Thursday, 7 July 2011

The cult of beauty

The Aesthetic Movement in Britain from 1860 to 1900 is the subject of this exhibition at the Victoria and Albert Museum. The aim of the Movement was to escape the ugliness and materialism of the early Victorian age and find a new beauty. Their aim was ‘art for art’s sake’. I was interested in the exhibition because the models used by the artists (Rossetti, Burne-Jones, Morris and Leighton) seemed to be at odds with conventional ideas of mid-Victorian demure femininity.
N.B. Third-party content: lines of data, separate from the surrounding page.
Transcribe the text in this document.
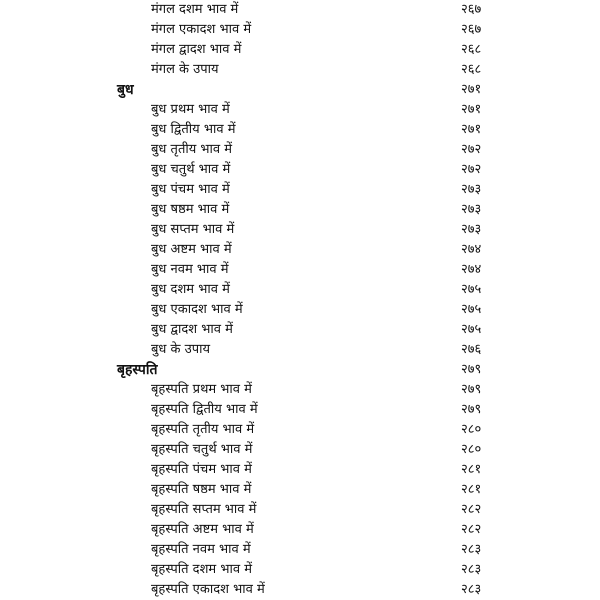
मंगल दशम भाव में	२६७
मंगल एकादश भाव में	२६७
मंगल द्वादश भाव में	२६८
मंगल के उपाय	२६८
बुध	२७१
बुध प्रथम भाव में	२७१
बुध द्वितीय भाव में	२७१
बुध तृतीय भाव में	२७२
बुध चतुर्थ भाव में	२७२
बुध पंचम भाव में	२७३
बुध षष्ठम भाव में	२७३
बुध सप्तम भाव में	२७३
बुध अष्टम भाव में	२७४
बुध नवम भाव में	२७४
बुध दशम भाव में	२७५
बुध एकादश भाव में	२७५
बुध द्वादश भाव में	२७५
बुध के उपाय	२७६
बृहस्पति	२७९
बृहस्पति प्रथम भाव में	२७९
बृहस्पति द्वितीय भाव में	२७९
बृहस्पति तृतीय भाव में	२८०
बृहस्पति चतुर्थ भाव में	२८०
बृहस्पति पंचम भाव में	२८१
बृहस्पति षष्ठम भाव में	२८१
बृहस्पति सप्तम भाव में	२८२
बृहस्पति अष्टम भाव में	२८२
बृहस्पति नवम भाव में	२८३
बृहस्पति दशम भाव में	२८३
बृहस्पति एकादश भाव में	२८३
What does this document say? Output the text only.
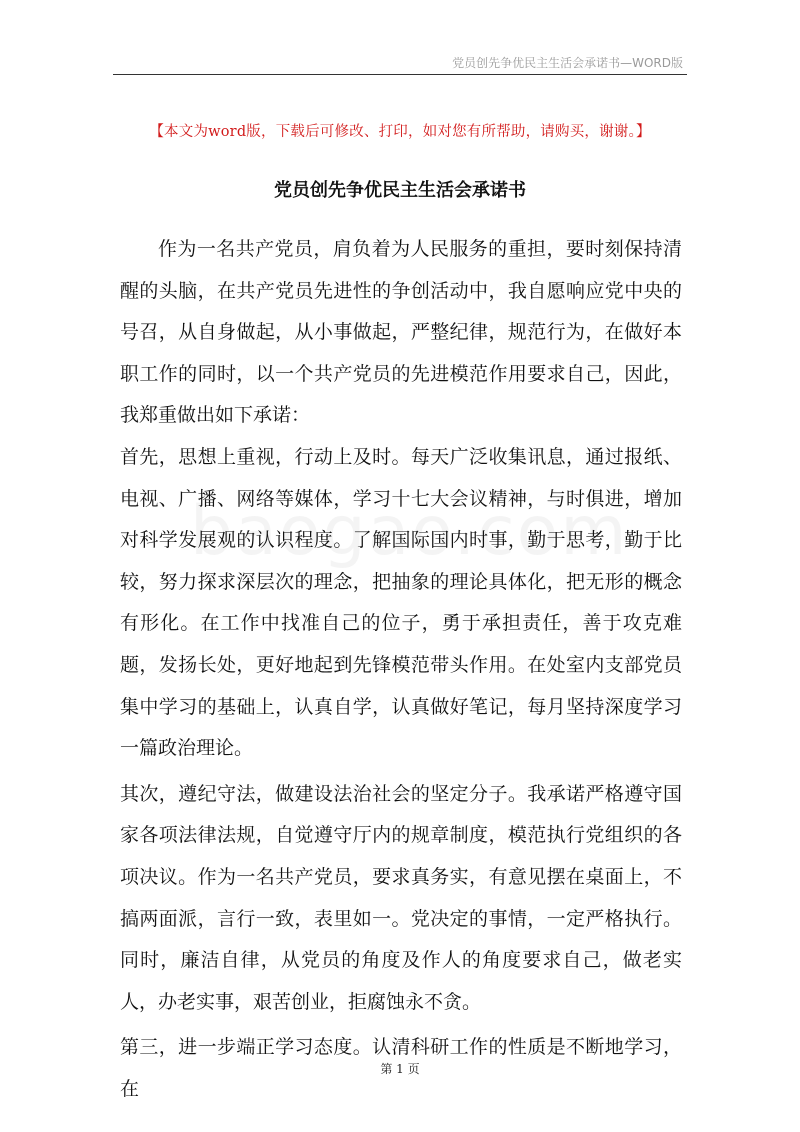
党员创先争优民主生活会承诺书—WORD版
【本文为word版，下载后可修改、打印，如对您有所帮助，请购买，谢谢。】
党员创先争优民主生活会承诺书

作为一名共产党员，肩负着为人民服务的重担，要时刻保持清醒的头脑，在共产党员先进性的争创活动中，我自愿响应党中央的号召，从自身做起，从小事做起，严整纪律，规范行为，在做好本职工作的同时，以一个共产党员的先进模范作用要求自己，因此，我郑重做出如下承诺：

首先，思想上重视，行动上及时。每天广泛收集讯息，通过报纸、电视、广播、网络等媒体，学习十七大会议精神，与时俱进，增加对科学发展观的认识程度。了解国际国内时事，勤于思考，勤于比较，努力探求深层次的理念，把抽象的理论具体化，把无形的概念有形化。在工作中找准自己的位子，勇于承担责任，善于攻克难题，发扬长处，更好地起到先锋模范带头作用。在处室内支部党员集中学习的基础上，认真自学，认真做好笔记，每月坚持深度学习一篇政治理论。

其次，遵纪守法，做建设法治社会的坚定分子。我承诺严格遵守国家各项法律法规，自觉遵守厅内的规章制度，模范执行党组织的各项决议。作为一名共产党员，要求真务实，有意见摆在桌面上，不搞两面派，言行一致，表里如一。党决定的事情，一定严格执行。同时，廉洁自律，从党员的角度及作人的角度要求自己，做老实人，办老实事，艰苦创业，拒腐蚀永不贪。

第三，进一步端正学习态度。认清科研工作的性质是不断地学习，在

第 1 页
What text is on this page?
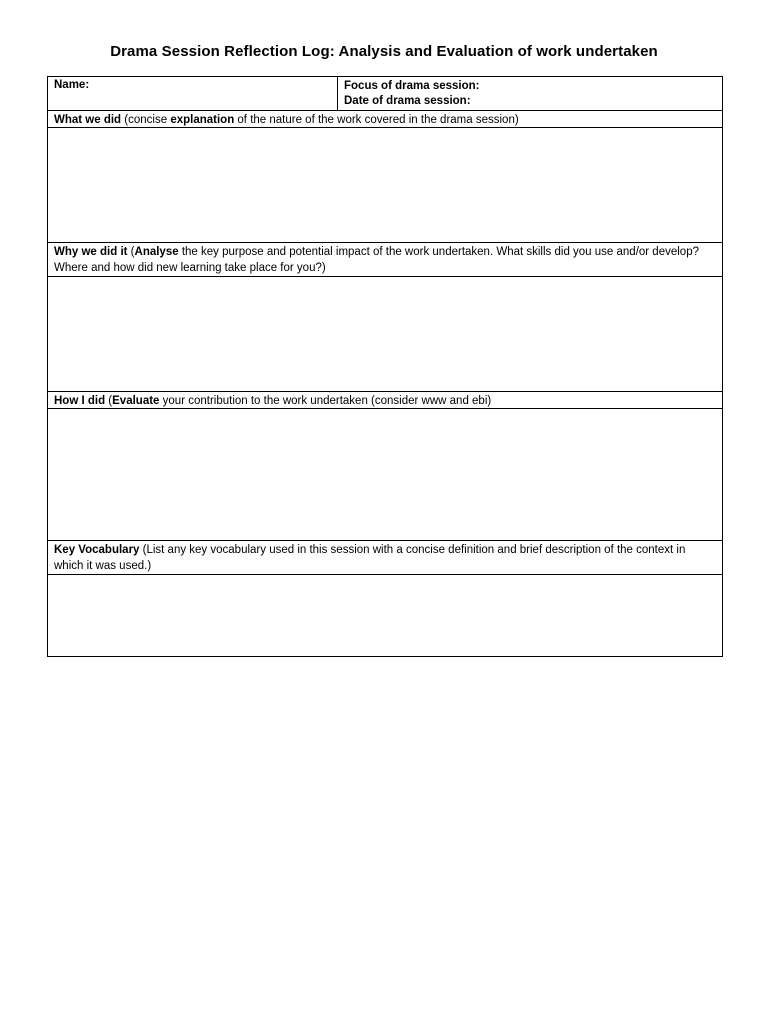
Drama Session Reflection Log: Analysis and Evaluation of work undertaken
Name:	Focus of drama session:
Date of drama session:
What we did (concise explanation of the nature of the work covered in the drama session)
Why we did it (Analyse the key purpose and potential impact of the work undertaken. What skills did you use and/or develop? Where and how did new learning take place for you?)
How I did (Evaluate your contribution to the work undertaken (consider www and ebi)
Key Vocabulary (List any key vocabulary used in this session with a concise definition and brief description of the context in which it was used.)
However, it was not until the 1880s that the Aestheticism became mainstream, until then the movement was still seen as the ‘preserve of self-regarding and possibly immoral cliques’ according to the brochure accompanying the exhibition. It may also be relevant that the themes most of these painters followed were of an imagined past, medieval in the case of Burne-Jones and Greek in the case of Frederick Leighton, rather than the contemporary. While James McNeill Whistler, who did paint contemporary women in their homes, produced more demure images. The final part of the exhibition showing the development of furnishing fabrics, wallpaper and furniture shows that the artists of the Aesthetic Movement were successful in their quest for ‘art for art’s sake’ and that their aesthetic design have stood the test of time, and are still sold today.

Treasures of heaven

This theme of this exhibition at the British Museum is saints, relics and devotion in medieval Europe. It is a strange mixture of the beautiful and the ghoulish – intricately worked gold and jewel encrusted artefacts containing body parts and secretions. However, it makes an aesthetically pleasing and engaging exhibition, housed in the old Reading Room, open to the church-like ceiling, with subdued lighting and surrounded by chanting music. St Helena (the mother of Constantine) converted to Christianity and was the first collector of relics. She travelled to Jerusalem where (a miracle in itself) she discovered the true cross and the crown of thorns, more than 300 years after the crucifixion. An edict by a pope about 700 years later made it compulsory for an altar to contain a relic before it could be consecrated, leading to an expansion in the trade in relics and a growth in pilgrimages to popular shrines. The workmanship in many of these artefacts is stunning. Many of them are large and would have been the centre piece of an altar but I particularly admired some of the small reliquary pendants. One in particular, composed of several layers of enamelled scenes from the life of Christ, containing a sacred thorn and decorated with precious gems, seemed to sum up the role of the relic. It was beautifully made and designed, contained so much symbolism and yet could be held quietly in the palm of the hand for devotional prayer.